Les justifications officielles du meurtre d’une personne non armée à la peau foncée par des policiers sont similaires d’un pays à l’autre: la personne était agressive; la police a dû la maîtriser; lorsque des séquences filmées prouvent le contraire, le casier judiciaire de la personne tuée est révélé ou la drogue entre en jeu. Si tout cela ne suffit pas, les médecins officiels découvrent que la victime avait déjà souffert d’une insuffisance cardiaque ou d’une affection similaire auparavant. Ce schéma touche également des affaires en Allemagne et en Suisse. Les familles ne trouvent pas de paix tant que les meurtres de leurs proches restent impunis. Une large mobilisation et la pression de l’opinion publique pourraient enfin faire évoluer cette situation.

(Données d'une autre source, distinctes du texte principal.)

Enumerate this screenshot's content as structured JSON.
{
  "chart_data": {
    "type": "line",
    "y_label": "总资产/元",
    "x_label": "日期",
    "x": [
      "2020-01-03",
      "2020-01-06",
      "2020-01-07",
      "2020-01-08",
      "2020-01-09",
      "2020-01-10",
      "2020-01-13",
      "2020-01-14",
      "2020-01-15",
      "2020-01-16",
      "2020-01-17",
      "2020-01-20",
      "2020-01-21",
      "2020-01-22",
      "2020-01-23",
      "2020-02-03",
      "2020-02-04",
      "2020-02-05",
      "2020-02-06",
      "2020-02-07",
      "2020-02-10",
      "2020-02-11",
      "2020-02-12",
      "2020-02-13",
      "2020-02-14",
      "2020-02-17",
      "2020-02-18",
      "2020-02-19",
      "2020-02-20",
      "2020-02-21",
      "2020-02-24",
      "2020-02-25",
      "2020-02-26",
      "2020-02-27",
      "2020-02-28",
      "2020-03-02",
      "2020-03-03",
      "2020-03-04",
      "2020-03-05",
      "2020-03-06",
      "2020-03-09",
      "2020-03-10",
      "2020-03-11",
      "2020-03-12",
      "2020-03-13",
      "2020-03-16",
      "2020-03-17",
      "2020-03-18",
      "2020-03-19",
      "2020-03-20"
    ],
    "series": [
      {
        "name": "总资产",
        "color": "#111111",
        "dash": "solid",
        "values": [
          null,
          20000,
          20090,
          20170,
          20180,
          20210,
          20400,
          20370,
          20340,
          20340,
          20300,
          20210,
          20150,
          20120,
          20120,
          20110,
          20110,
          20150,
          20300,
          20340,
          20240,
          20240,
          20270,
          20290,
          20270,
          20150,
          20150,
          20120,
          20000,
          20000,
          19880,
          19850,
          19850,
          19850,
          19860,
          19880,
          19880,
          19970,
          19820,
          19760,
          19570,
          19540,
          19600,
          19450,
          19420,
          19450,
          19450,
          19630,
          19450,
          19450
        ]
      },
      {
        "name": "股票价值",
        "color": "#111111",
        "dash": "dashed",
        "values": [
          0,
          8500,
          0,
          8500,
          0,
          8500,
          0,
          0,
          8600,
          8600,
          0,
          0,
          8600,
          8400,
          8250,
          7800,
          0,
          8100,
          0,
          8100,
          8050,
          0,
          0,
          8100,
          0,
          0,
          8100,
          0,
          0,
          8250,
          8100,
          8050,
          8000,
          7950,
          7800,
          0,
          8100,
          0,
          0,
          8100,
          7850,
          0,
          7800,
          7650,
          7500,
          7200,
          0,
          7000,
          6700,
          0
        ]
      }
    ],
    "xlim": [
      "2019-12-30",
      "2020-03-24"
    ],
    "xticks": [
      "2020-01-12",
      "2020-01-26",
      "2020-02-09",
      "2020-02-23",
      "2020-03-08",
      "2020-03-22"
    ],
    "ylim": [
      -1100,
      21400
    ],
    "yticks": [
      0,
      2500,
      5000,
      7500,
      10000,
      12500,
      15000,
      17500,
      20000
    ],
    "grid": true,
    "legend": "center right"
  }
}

La mort de George Floyd a été le fanal pour que le racisme soit mis hors-jeu à l’avenir.
- «Entre le début du 16e siècle et les années 1860, on estime que douze millions d’hommes, de femmes et d’enfants ont été réduit·es en esclavage et expédié·es de l’autre côté de l’Atlantique. Environ un million de personnes sont mortes pendant le voyage dans des conditions terribles». «La base sanglante de la prospérité britannique», Neue Zürcher Zeitung, le 13/6/2020).
- Titre original en allemand: Was weisse Menschen nicht über Rassismus hören wollen, aber wissen sollten.